In between Entourage and Judd Apatow’s latest flick, the Saturday Night Live vet tackles something gag-free: Off-Loop theatre.

“Every time I come back here, I feel like myself,” says Nora Dunn, a native Chicagoan, who spent much of the 1980s playing characters like the big-haired, lounge-singing Liz Sweeney on Saturday Night Live. When she left SNL in 1990, Dunn moved to L.A., and racked up roles in TV shows such as Entourage.

But in the summer of 2007, the comedienne moved back to Chicago. “I didn’t want my life to pass without ever going home,” she says. “I can still do movies and go to auditions.” (One project she’s been working on lately is Pineapple Express, produced by Hollywood wunderkind Judd Apatow and starring Seth Rogen, set to be released in the summer.)

Dunn’s homecoming has offered her a chance to do something different: work in the theatre. In February, she makes her full-length directorial debut with the dark comedy Augusta at American Theater Company. “I had just moved back and I ran into [ATC ensemble member] John Möhrlein. He asked me what I was going to do here, and I said, ‘I might want to find something to direct.’ A light bulb went off over his head.”

Written by Richard Dresser, Augusta chronicles the schemes and battles within a housekeeping service. “It’s a very smartly written, fast-paced look at how corporate business strategy affects the working class,” says P. J. Paparelli, ATC’s artistic director. “Nora grew up working class, knows Chicago, and loves the theatre. We’re clearly in good hands.”

Over a glass of wine at the cozy Enoteca Roma in Wicker Park, Dunn talks about her reacclimation to Midwestern weather, as well as what she has determined as the local comedy aesthetic. “Chicago humor is about the refrigerator repairman who stoops over and you can see the crack in his butt,” says the West Side native, who grew up listening to Nichols and May records and studied painting at the Art Institute of Chicago. “When Dan Aykroyd did that on Saturday Night Live, that was Midwestern humor.
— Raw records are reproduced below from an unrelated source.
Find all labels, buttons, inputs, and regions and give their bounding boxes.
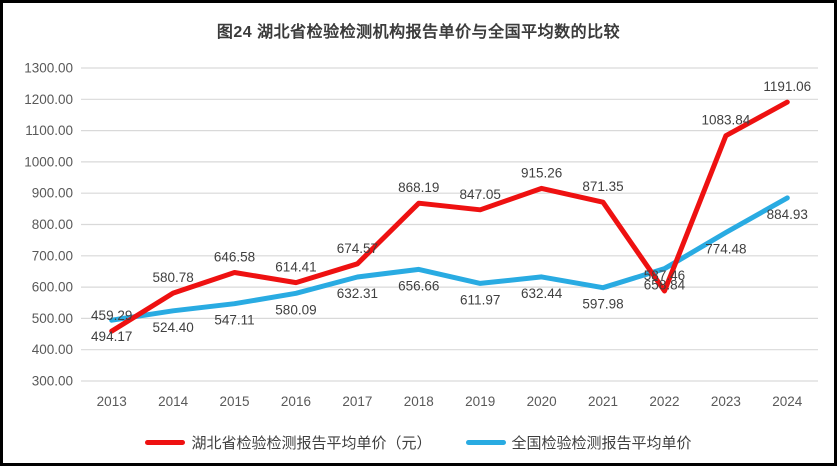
data-label-national: 632.44 [521, 286, 563, 301]
x-axis-tick-label: 2019 [465, 394, 495, 409]
x-axis-tick-label: 2013 [97, 394, 127, 409]
data-label-hubei: 587.46 [644, 268, 685, 283]
data-label-hubei: 1191.06 [763, 79, 811, 94]
x-axis-tick-label: 2022 [649, 394, 679, 409]
data-label-national: 547.11 [214, 313, 254, 328]
data-label-hubei: 459.29 [91, 308, 132, 323]
data-label-hubei: 868.19 [398, 180, 439, 195]
data-label-hubei: 614.41 [275, 260, 316, 275]
y-axis-tick-label: 900.00 [32, 186, 73, 201]
data-label-national: 884.93 [767, 207, 808, 222]
x-axis-tick-label: 2014 [158, 394, 189, 409]
data-label-national: 774.48 [705, 241, 746, 256]
x-axis-tick-label: 2021 [588, 394, 618, 409]
y-axis-tick-label: 1200.00 [24, 92, 73, 107]
y-axis-tick-label: 300.00 [32, 374, 73, 389]
y-axis-tick-label: 700.00 [32, 248, 73, 263]
y-axis-tick-label: 400.00 [32, 342, 73, 357]
data-label-hubei: 847.05 [460, 187, 501, 202]
x-axis-tick-label: 2016 [281, 394, 311, 409]
legend-item-hubei: 湖北省检验检测报告平均单价（元） [145, 432, 432, 453]
legend-item-national: 全国检验检测报告平均单价 [465, 432, 692, 453]
x-axis-tick-label: 2017 [342, 394, 372, 409]
series-line-hubei [109, 99, 790, 334]
y-axis-tick-label: 500.00 [32, 311, 73, 326]
chart-title: 图24 湖北省检验检测机构报告单价与全国平均数的比较 [216, 24, 621, 41]
data-label-national: 632.31 [337, 286, 378, 301]
data-label-national: 524.40 [152, 320, 193, 335]
data-label-national: 494.17 [91, 329, 132, 344]
y-axis-tick-label: 800.00 [32, 217, 73, 232]
data-label-hubei: 915.26 [521, 165, 562, 180]
data-label-national: 580.09 [275, 302, 316, 317]
data-label-hubei: 646.58 [214, 250, 255, 265]
data-label-national: 658.84 [644, 278, 686, 293]
data-label-national: 656.66 [398, 278, 439, 293]
legend-label-hubei: 湖北省检验检测报告平均单价（元） [191, 435, 432, 452]
x-axis-tick-label: 2024 [772, 394, 803, 409]
data-label-hubei: 871.35 [582, 179, 623, 194]
data-label-national: 611.97 [460, 292, 500, 307]
legend-line-swatch-national [465, 440, 506, 445]
x-axis-tick-label: 2023 [711, 394, 741, 409]
y-axis-tick-label: 600.00 [32, 280, 73, 295]
chart-legend: 湖北省检验检测报告平均单价（元） 全国检验检测报告平均单价 [3, 432, 834, 453]
y-axis-tick-label: 1100.00 [25, 123, 73, 138]
line-chart-plot-area: 300.00 400.00 500.00 600.00 700.00 800.00 900.… [24, 61, 818, 409]
x-axis-tick-label: 2015 [220, 394, 250, 409]
legend-label-national: 全国检验检测报告平均单价 [511, 435, 692, 452]
data-label-hubei: 1083.84 [701, 113, 750, 128]
data-label-hubei: 674.57 [337, 241, 378, 256]
y-axis-tick-label: 1000.00 [24, 154, 73, 169]
data-label-hubei: 580.78 [152, 270, 193, 285]
x-axis-tick-label: 2020 [527, 394, 557, 409]
x-axis-tick-label: 2018 [404, 394, 434, 409]
legend-line-swatch-hubei [145, 440, 186, 445]
y-axis-tick-label: 1300.00 [24, 61, 73, 76]
data-label-national: 597.98 [582, 297, 623, 312]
It’s about the characters from
your neighborhood.”

One character whom Dunn doesn’t plan on reenacting anytime soon is Liz Sweeney, despite Internet rumors that she and SNL compatriot Jan Hooks will revive the act. “That’s a fantasy,” says Dunn. “Liz Sweeney got married and divorced and kept her husband’s first name, which is Todd, so she’s Liz Sweeney-Todd. She’s playing the continental breakfast circuit now.”